Neglected Classic Envisioned End of Cold War

Neglected Classic Envisioned End of Cold War
Alexei Nikolsky, Sputnik, Kremlin Pool Photo via AP

Seventy years ago, the political philosopher and geopolitical strategist James Burnham (1905-1987) wrote "The Coming Defeat of Communism,' the second book in his brilliant Cold War trilogy (the others being "The Struggle for the World" and 'Containment or Liberation?'). When the book appeared in early 1950, the Sino-Soviet bloc had formed, geographically adding China’s long eastern seacoast to Soviet control of the Eurasian Heartland. The Korean War—the first kinetic war of the Cold War—would break out several months later.

Burnham in "The Struggle for the World" (1947) called the U.S.-Soviet conflict the “Third World War,” and he noted that the first “shots” of that war were fired even before the Second World War ended.
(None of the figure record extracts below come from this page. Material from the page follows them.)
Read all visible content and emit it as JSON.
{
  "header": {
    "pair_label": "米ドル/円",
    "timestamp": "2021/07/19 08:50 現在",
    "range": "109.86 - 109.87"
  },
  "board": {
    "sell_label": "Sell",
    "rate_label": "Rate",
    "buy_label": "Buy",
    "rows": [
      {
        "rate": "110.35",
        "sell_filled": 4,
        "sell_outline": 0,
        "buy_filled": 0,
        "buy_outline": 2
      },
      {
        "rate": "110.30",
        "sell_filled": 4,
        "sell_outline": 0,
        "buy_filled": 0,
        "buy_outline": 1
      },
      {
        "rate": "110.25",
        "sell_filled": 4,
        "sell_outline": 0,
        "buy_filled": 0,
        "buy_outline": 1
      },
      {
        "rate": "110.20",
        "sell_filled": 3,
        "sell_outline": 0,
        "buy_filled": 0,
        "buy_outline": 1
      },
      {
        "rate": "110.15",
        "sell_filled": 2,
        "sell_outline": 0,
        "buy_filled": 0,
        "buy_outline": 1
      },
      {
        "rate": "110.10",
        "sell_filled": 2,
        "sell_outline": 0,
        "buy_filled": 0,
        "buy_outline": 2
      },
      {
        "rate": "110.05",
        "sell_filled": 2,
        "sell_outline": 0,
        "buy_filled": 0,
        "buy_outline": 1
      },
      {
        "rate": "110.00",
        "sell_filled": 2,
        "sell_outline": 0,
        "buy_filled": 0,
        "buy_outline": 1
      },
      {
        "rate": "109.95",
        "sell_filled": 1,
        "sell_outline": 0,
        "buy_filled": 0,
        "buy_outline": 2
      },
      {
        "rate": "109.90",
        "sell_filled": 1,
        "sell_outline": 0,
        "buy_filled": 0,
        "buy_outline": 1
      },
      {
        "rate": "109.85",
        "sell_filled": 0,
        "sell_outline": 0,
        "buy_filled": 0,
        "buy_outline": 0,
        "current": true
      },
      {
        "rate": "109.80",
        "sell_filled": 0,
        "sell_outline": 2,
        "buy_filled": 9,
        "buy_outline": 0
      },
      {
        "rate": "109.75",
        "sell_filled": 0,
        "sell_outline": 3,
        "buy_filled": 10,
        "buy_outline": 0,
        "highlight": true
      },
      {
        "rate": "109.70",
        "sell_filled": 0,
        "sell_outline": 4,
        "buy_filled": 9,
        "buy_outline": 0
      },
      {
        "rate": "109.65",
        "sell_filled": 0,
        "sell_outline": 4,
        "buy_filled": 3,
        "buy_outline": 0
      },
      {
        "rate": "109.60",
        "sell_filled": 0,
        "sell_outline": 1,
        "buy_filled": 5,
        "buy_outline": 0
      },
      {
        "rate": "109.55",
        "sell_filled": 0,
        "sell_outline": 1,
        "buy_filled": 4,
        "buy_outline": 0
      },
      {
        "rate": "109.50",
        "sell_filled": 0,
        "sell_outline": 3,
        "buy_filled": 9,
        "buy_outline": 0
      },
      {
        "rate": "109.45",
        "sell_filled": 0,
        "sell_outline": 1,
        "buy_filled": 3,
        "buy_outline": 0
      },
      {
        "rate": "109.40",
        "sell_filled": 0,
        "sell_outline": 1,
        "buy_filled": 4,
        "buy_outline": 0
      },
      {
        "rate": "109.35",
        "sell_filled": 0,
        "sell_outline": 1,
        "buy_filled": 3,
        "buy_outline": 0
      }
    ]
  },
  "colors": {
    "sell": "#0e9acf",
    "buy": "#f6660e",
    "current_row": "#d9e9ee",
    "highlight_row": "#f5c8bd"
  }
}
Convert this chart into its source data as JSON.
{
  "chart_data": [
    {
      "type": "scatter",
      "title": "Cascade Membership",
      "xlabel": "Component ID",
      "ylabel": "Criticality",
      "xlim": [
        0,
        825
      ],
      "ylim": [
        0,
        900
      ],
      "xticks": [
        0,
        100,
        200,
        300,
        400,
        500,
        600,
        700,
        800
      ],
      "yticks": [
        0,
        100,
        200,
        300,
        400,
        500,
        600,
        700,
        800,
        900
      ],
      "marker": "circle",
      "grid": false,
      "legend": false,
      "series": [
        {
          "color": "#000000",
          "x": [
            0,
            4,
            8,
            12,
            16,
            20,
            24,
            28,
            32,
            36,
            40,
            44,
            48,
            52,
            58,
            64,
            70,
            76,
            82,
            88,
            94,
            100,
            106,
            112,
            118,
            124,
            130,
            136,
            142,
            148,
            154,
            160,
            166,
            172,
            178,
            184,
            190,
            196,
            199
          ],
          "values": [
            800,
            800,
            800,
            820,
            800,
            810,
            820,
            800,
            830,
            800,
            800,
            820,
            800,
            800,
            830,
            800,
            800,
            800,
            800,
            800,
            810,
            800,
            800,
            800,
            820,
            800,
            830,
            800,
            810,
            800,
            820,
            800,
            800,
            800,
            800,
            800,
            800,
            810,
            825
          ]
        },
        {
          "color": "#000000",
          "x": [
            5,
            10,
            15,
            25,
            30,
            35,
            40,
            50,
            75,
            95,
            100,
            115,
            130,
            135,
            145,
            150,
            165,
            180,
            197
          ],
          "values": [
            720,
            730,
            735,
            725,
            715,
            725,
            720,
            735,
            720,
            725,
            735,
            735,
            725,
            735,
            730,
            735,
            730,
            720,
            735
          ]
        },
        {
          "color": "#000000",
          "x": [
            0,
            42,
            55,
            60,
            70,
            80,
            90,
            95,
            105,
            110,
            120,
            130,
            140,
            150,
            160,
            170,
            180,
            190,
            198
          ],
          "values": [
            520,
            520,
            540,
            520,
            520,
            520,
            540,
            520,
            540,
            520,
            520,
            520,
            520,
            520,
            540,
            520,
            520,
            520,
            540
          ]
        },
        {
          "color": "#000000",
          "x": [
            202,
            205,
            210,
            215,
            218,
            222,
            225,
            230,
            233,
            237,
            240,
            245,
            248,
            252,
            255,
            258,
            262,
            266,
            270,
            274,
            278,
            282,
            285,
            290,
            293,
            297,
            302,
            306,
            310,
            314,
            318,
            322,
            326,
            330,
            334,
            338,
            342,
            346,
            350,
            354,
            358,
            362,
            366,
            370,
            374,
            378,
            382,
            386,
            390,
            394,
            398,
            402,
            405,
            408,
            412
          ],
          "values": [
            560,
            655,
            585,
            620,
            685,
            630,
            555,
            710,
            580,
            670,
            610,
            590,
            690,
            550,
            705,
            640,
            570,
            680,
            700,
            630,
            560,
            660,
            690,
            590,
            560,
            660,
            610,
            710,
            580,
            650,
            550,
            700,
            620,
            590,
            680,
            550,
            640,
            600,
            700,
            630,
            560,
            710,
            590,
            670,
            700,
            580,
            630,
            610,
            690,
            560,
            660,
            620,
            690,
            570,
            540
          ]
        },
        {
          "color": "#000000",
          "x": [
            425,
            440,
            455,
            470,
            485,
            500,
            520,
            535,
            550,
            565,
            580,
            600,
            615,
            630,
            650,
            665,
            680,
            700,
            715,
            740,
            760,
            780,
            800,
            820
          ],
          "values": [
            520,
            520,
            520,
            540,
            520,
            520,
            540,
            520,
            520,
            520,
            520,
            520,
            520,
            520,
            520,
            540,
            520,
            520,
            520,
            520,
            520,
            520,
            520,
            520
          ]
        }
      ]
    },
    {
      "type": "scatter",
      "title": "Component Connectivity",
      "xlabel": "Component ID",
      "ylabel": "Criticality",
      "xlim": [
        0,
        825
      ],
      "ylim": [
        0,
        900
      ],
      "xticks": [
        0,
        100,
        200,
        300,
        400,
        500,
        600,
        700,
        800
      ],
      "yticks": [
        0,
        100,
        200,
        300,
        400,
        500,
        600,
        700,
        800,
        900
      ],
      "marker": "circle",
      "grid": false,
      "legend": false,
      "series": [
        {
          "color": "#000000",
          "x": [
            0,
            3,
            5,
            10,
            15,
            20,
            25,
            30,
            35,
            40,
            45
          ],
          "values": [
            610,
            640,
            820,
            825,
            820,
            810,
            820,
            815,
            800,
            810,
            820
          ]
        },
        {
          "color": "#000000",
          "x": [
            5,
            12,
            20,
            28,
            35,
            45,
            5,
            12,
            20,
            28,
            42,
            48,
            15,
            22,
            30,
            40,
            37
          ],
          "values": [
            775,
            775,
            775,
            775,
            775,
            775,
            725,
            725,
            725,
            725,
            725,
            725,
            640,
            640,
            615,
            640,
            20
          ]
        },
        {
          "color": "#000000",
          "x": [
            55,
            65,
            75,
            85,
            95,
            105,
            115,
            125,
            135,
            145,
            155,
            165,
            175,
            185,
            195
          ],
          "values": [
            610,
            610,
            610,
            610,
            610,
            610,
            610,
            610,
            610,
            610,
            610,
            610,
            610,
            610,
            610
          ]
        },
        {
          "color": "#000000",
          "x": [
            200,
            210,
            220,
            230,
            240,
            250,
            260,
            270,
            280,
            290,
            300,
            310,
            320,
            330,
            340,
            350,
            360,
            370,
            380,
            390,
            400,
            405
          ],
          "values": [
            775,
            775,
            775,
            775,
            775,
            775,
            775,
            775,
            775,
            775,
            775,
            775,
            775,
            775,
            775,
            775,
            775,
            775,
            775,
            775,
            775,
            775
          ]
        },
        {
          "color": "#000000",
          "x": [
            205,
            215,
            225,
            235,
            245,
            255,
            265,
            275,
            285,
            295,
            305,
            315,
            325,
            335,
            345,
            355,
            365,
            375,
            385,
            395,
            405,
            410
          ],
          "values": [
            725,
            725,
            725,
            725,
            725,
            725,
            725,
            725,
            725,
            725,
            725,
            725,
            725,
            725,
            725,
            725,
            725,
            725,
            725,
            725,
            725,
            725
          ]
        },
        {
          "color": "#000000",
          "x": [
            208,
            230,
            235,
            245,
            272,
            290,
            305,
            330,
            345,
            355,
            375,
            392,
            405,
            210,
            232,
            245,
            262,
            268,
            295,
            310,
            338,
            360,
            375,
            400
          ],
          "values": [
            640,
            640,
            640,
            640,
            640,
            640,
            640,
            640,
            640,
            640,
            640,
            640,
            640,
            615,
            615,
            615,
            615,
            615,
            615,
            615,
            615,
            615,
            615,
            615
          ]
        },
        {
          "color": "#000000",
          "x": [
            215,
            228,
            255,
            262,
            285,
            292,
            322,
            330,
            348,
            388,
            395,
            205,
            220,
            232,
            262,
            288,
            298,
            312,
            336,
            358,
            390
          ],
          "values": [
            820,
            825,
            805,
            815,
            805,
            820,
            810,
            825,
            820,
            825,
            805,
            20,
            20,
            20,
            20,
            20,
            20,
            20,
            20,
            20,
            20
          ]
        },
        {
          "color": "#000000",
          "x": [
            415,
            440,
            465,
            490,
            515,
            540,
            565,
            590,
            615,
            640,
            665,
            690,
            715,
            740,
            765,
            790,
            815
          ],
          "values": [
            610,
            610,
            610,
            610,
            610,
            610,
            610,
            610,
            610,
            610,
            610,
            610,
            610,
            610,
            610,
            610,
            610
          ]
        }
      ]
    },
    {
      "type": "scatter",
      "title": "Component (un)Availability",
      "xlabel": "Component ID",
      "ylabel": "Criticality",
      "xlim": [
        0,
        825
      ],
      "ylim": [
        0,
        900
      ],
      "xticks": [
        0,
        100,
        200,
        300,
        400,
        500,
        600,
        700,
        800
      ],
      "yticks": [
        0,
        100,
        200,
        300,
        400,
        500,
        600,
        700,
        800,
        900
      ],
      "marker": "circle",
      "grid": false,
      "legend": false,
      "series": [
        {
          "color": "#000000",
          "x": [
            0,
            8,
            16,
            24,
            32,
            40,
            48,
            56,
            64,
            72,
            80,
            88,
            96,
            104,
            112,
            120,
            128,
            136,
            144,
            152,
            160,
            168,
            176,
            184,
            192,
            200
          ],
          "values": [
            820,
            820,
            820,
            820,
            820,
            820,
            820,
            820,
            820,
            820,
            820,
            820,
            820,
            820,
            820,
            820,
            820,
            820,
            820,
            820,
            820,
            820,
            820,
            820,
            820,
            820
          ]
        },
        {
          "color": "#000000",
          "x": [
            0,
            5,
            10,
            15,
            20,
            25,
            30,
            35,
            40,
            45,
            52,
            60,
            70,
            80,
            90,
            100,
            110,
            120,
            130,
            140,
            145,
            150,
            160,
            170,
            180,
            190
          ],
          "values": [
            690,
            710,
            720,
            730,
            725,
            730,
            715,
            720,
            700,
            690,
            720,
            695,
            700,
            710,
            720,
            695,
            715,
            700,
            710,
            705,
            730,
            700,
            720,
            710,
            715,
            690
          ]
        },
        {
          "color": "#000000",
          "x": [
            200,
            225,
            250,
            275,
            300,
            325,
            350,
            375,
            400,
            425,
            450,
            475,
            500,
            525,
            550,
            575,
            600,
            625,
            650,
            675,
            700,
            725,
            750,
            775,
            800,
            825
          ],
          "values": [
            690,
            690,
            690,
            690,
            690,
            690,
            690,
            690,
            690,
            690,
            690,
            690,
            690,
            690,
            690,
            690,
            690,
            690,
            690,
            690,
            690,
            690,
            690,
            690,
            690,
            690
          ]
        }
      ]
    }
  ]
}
In "The Coming Defeat of Communism," he explained that during the spring and summer of 1944, communist forces aligned to the Soviet Union in Yugoslavia, Albania, Greece and China “virtually ceased their operations against [the Axis powers] and concentrated their efforts against the rival, non-communist resistance movements.” The term “Cold War,” Burnham wrote, was a misnomer because fighting between communist and non-communist forces extended from the Balkans to Southwest and East Asia, including Malaya, Indochina, and the Philippines.

Meanwhile, the Soviets extended their totalitarian empire to Eastern and Central Europe, while communist parties in Western Europe allied to the Soviet Union sought to achieve power by the ballot box in Italy and France.